Siswa-siswi kelas V SDN 1 Tumijajar, Tulangbawang Barat, Lampung mengantre keluar kelas. Menjelang pulang sekolah, satu per satu anak-anak itu menyalami Bu Tina, wali kelas V.
Usai salaman, Hadid terlihat tergesa-gesa. Ia mendahului Azzam, Fauzi, Ranaa, dan Shafa keluar dari kelas.
“Did, kenapa buru-buru?” ujar Azzam.
“Maaf, Zam. Aku tidak bisa pulang bareng. Aku duluan ya, teman-teman?” Hadid menoleh sebentar, kemudian berlari meninggalkan keempat sahabatnya itu.
“Kok Hadid jadi aneh, ya? Beberapa hari di bulan puasa ini, Hadid tidak pernah mau pulang bareng,” ungkap Ranaa.
“Apa Hadid punya masalah dengan salah seorang di antara kita?” timpal Fauzi.
“Tidak,” jawab Shafa, Ranaa, Azzam hampir bersamaan.
“Kelihatannya seperti sibuk sekarang ini!” ujar Fauzi lagi.
“Mudah-mudahan tidak terjadi apa-apa dengan Hadid,” harap Azam. “Oya, rencana kita membeli makanan untuk sedekah berbuka puasa di mushala nanti sore jadi, kan?”
“Jadi, dong!” seru Shafa.
Sore hari, empat anak itu sudah berada di alun-alun. Di sana ada pasar kaget yang menjual aneka makanan dan minuman untuk menu berbuka. Pasar ini hanya ada setahun sekali di bulan Ramadhan.
“Hari ini, kita beli kolak pisang saja untuk menu minumnya,” usul Fauzi.
“Kalau jajanannya, kita beli kumbu, onde-onde, dan bakwan?” timpal Ranaa.
Namun tiba-tiba Fauzi menarik lengan Azzam sambil menunjuk ke seseorang. “Eh, Zam! Bukannya itu, Hadid!”
“Iya, benar! Sedang apa dia di sini? Kalau mau beli makanan, kenapa tidak bareng kita saja?” Azzam keheranan.

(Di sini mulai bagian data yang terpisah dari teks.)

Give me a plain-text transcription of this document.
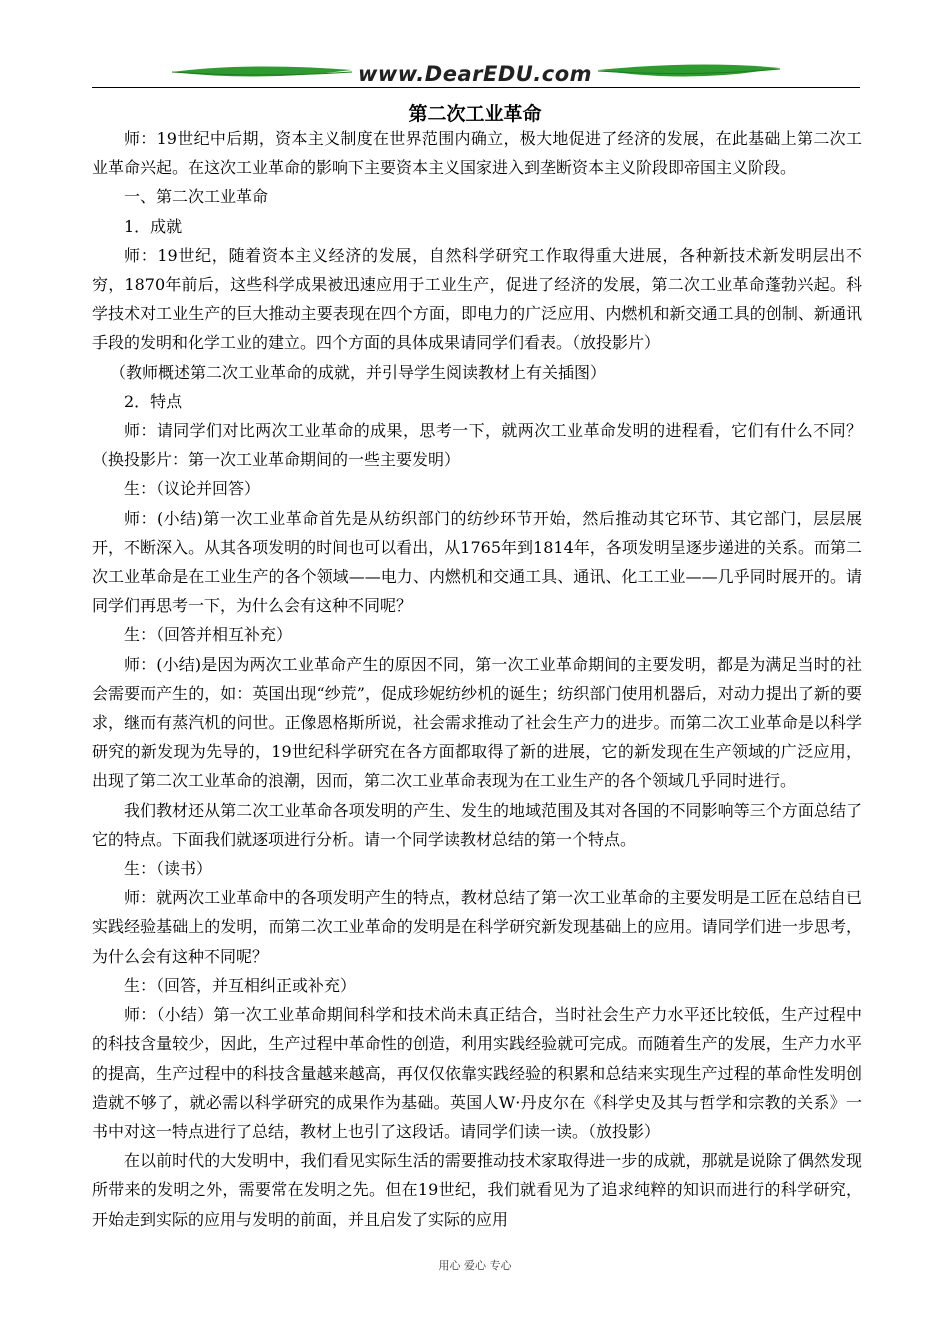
www.DearEDU.com
第二次工业革命

师：19世纪中后期，资本主义制度在世界范围内确立，极大地促进了经济的发展，在此基础上第二次工业革命兴起。在这次工业革命的影响下主要资本主义国家进入到垄断资本主义阶段即帝国主义阶段。

一、第二次工业革命

1．成就

师：19世纪，随着资本主义经济的发展，自然科学研究工作取得重大进展，各种新技术新发明层出不穷，1870年前后，这些科学成果被迅速应用于工业生产，促进了经济的发展，第二次工业革命蓬勃兴起。科学技术对工业生产的巨大推动主要表现在四个方面，即电力的广泛应用、内燃机和新交通工具的创制、新通讯手段的发明和化学工业的建立。四个方面的具体成果请同学们看表。（放投影片）

（教师概述第二次工业革命的成就，并引导学生阅读教材上有关插图）

2．特点

师：请同学们对比两次工业革命的成果，思考一下，就两次工业革命发明的进程看，它们有什么不同？（换投影片：第一次工业革命期间的一些主要发明）

生：（议论并回答）

师：(小结)第一次工业革命首先是从纺织部门的纺纱环节开始，然后推动其它环节、其它部门，层层展开，不断深入。从其各项发明的时间也可以看出，从1765年到1814年，各项发明呈逐步递进的关系。而第二次工业革命是在工业生产的各个领域——电力、内燃机和交通工具、通讯、化工工业——几乎同时展开的。请同学们再思考一下，为什么会有这种不同呢？

生：（回答并相互补充）

师：(小结)是因为两次工业革命产生的原因不同，第一次工业革命期间的主要发明，都是为满足当时的社会需要而产生的，如：英国出现“纱荒”，促成珍妮纺纱机的诞生；纺织部门使用机器后，对动力提出了新的要求，继而有蒸汽机的问世。正像恩格斯所说，社会需求推动了社会生产力的进步。而第二次工业革命是以科学研究的新发现为先导的，19世纪科学研究在各方面都取得了新的进展，它的新发现在生产领域的广泛应用，出现了第二次工业革命的浪潮，因而，第二次工业革命表现为在工业生产的各个领域几乎同时进行。

我们教材还从第二次工业革命各项发明的产生、发生的地域范围及其对各国的不同影响等三个方面总结了它的特点。下面我们就逐项进行分析。请一个同学读教材总结的第一个特点。

生：（读书）

师：就两次工业革命中的各项发明产生的特点，教材总结了第一次工业革命的主要发明是工匠在总结自已实践经验基础上的发明，而第二次工业革命的发明是在科学研究新发现基础上的应用。请同学们进一步思考，为什么会有这种不同呢？

生：（回答，并互相纠正或补充）

师：（小结）第一次工业革命期间科学和技术尚未真正结合，当时社会生产力水平还比较低，生产过程中的科技含量较少，因此，生产过程中革命性的创造，利用实践经验就可完成。而随着生产的发展，生产力水平的提高，生产过程中的科技含量越来越高，再仅仅依靠实践经验的积累和总结来实现生产过程的革命性发明创造就不够了，就必需以科学研究的成果作为基础。英国人W·丹皮尔在《科学史及其与哲学和宗教的关系》一书中对这一特点进行了总结，教材上也引了这段话。请同学们读一读。（放投影）

在以前时代的大发明中，我们看见实际生活的需要推动技术家取得进一步的成就，那就是说除了偶然发现所带来的发明之外，需要常在发明之先。但在19世纪，我们就看见为了追求纯粹的知识而进行的科学研究，开始走到实际的应用与发明的前面，并且启发了实际的应用

用心 爱心 专心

“Teman-teman, yuk kita dekati Hadid!”
Hadid sangat terkejut ketika melihat keempat sahabatnya sudah berdiri di depannya. “Kalian? Kenapa, ada di sini?”
“Kamu lupa, Did? Kita kan dapat tugas piket membeli makanan dan minuman untuk buka puasa di mushala hari ini?” ujar Fauzi.
“Oh, maaf teman-teman. Aku lupa. Aku harus menemani ibuku berjualan makanan di sini. Semenjak ayah sakit, ibuku harus berjualan untuk menutupi biaya kebutuhan sehari-hari. Itu sebabnya, aku selalu pulang duluan. Aku harus membantu ibu menyiapkan aneka dagangan dan juga menjualnya,” urai Hadid tersipu.
“Oo, jadi ini sebabnya? Kenapa tidak bilang saja sama kami, Did?” tanya Azzam.
“Aku malu teman-teman.”
“Kenapa mesti malu? Kami salut denganmu,” puji Fauzi.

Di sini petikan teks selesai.